Canadian Prime Minister Justin Trudeau, left, discusses Canada's ever-more-prominent place in the tech industry with former Google CEO and Alphabet chair Eric Schmidt at Google Canada's Go North conference on Nov. 2.

Published: December 21st, 2017

Google parent Alphabet Inc. has announced that Eric Schmidt, its founding chair and the search engine giant’s CEO between 2001 and 2011, will be stepping down from his current position.

In a Thursday release, Alphabet revealed that as of January 2018, Schmidt will transition from his current position as executive chair of Alphabet’s board of directors to a technical advisor role, though he would continue to serve on its board.

“Since 2001, Eric has provided us with business and engineering expertise and a clear vision about the future of technology,” Alphabet CEO Larry Page said in a Dec. 21 press release. “Continuing his 17 years of service to the company, he’ll now be helping us as a technical advisor on science and technology issues.
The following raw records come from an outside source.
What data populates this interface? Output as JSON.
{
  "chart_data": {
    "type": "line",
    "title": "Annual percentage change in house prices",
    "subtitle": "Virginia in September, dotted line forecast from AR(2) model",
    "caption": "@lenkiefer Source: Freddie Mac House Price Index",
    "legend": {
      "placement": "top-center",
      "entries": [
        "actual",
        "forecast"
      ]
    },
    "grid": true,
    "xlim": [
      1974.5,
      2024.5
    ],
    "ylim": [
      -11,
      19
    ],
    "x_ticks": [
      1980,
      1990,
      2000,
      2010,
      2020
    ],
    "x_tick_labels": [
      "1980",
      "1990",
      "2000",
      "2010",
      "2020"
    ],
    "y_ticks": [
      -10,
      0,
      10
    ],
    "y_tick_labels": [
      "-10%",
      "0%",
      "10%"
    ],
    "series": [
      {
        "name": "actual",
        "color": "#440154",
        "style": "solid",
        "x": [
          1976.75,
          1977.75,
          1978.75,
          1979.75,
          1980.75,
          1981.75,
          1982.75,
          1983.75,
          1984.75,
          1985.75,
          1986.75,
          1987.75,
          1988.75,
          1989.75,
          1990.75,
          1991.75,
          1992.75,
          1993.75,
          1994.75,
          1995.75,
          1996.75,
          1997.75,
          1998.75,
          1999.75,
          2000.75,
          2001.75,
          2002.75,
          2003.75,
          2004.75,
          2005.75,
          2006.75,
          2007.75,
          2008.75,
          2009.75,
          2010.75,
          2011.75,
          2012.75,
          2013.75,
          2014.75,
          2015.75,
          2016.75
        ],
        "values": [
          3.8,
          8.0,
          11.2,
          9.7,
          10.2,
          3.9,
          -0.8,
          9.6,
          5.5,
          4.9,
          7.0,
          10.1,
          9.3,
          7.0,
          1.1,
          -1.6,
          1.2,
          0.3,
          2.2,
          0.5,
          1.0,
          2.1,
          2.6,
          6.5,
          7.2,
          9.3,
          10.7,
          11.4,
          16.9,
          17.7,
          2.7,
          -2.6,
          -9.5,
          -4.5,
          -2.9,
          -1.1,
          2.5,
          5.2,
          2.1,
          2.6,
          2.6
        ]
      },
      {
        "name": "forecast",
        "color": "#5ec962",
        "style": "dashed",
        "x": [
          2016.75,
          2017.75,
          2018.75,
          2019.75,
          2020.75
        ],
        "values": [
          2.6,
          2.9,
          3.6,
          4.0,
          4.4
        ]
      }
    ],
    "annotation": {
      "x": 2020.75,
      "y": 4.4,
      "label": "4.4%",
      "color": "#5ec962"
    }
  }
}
I’m incredibly excited about the progress our companies are making, and about the strong leaders who are driving that innovation.”

In the same release, Schmidt said “Larry [page], [cofounder] Sergey [Brin], [Google CEO] Sundar [Pichai] and I all believe that the time is right in Alphabet’s evolution for this transition.”

“The Alphabet structure is working well, and Google and the other bets are thriving,” Schmidt said in the statement. “In recent years, I’ve been spending a lot of my time on science and technology issues, and philanthropy, and I plan to expand that work.”

Originally hired by Google cofounders Page and Brin to run Google in 2001, Schmidt oversaw the company’s growth from search engine to online advertising giant, and received a $100 million equity award in 2011 when he stepped down.

In addition to Alphabet, he’s served on the boards of Carnegie Mellon University, Princeton University, and even Apple Inc. between 2006 and 2009.

With Schmidt now shifting to an advisory role, Alphabet anticipates appointing a non-executive chair, the company said.